I see what was so attractive to me in John Michael Talbot, as I wrote about his testimony. I remember an exchange between him and our tour guide during the Holy Land pilgrimage when the tour guide was trying to lobby for us to attend Mass at his parish, and JMT was trying to get clear whether his Church was in union with Rome. It turns out it was, but the complicated discussion that ensued showed me that John Michael held as his top priority the fear of God, and not the fear of unsettling this particular man. Yet when the truth was ascertained, I saw the depth of humility and charity in John Michael's heart toward this man. Without recreating the conversation it is hard to paint the scene (even if I did it would be hard to recreate without the dynamic of actually witnessing it -- one of the great perks of sitting in the front of the bus!) but the experience impacted me deeply, because I witnessed John Michael's fierce love for God and the well-being of the community gathered under him. To call it ferocious wouldn't be exaggerating. And in the next instant to see his gentleness... it was astounding. I get the sense that this is rooted in the gift of fear as Mark Shea and Aquinas write of it. And it bears witness to a life lived apart from servile fear.

Veni Sancte Spiritus

1 comment:

Suzanne said...

One of the great gifts of CGS is to be able to observe children in their relationship with God. They know how small they are and how huge God is, and they can indicate a path for us.
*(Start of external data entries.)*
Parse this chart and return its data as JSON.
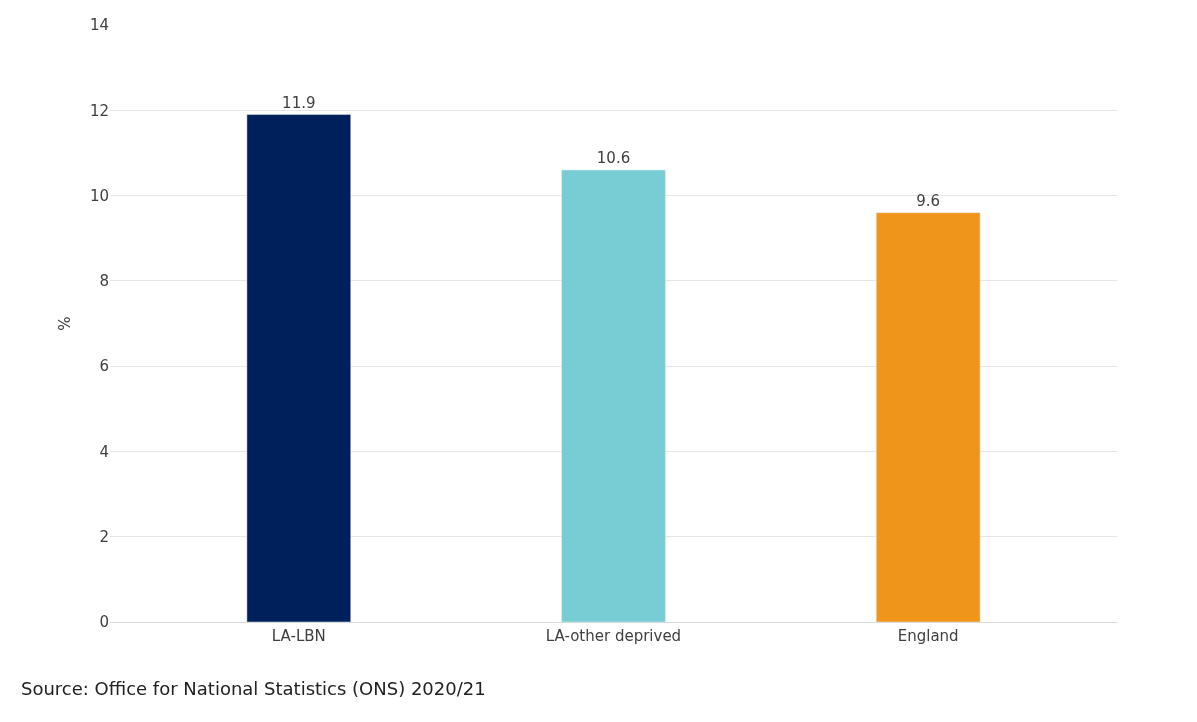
{
  "chart_data": {
    "type": "bar",
    "ylabel": "%",
    "categories": [
      "LA-LBN",
      "LA-other deprived",
      "England"
    ],
    "values": [
      11.9,
      10.6,
      9.6
    ],
    "colors": [
      "#00205b",
      "#78cdd5",
      "#ee951a"
    ],
    "ylim": [
      0,
      14
    ],
    "yticks": [
      0,
      2,
      4,
      6,
      8,
      10,
      12,
      14
    ],
    "grid": "y",
    "data_labels": true,
    "annotations": [
      "Source: Office for National Statistics (ONS) 2020/21"
    ]
  }
}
Another thing that helps with understanding "Fear of the Lord" is to see how the Liturgy understands it. In naming the gifts of the Holy Spirit, during the Rite of Confirmation, the Liturgy bundles "Fear of the Lord" and "Delight in the Fear of the Lord" (from Isaiah, elsewhere designated Fear of the Lord and Piety) into three new words: Reverence, Wonder, and Awe.

Romano Guardini has a beautiful meditation on Reverence in his book, "Understanding the Virtues that Lead to God." In it, he writes that even God experiences Reverence (arguing that it wouldn't be a virtue if it weren't first part of God's being). When I get a chance, I'll copy out what he write about Reverence on my blog for you.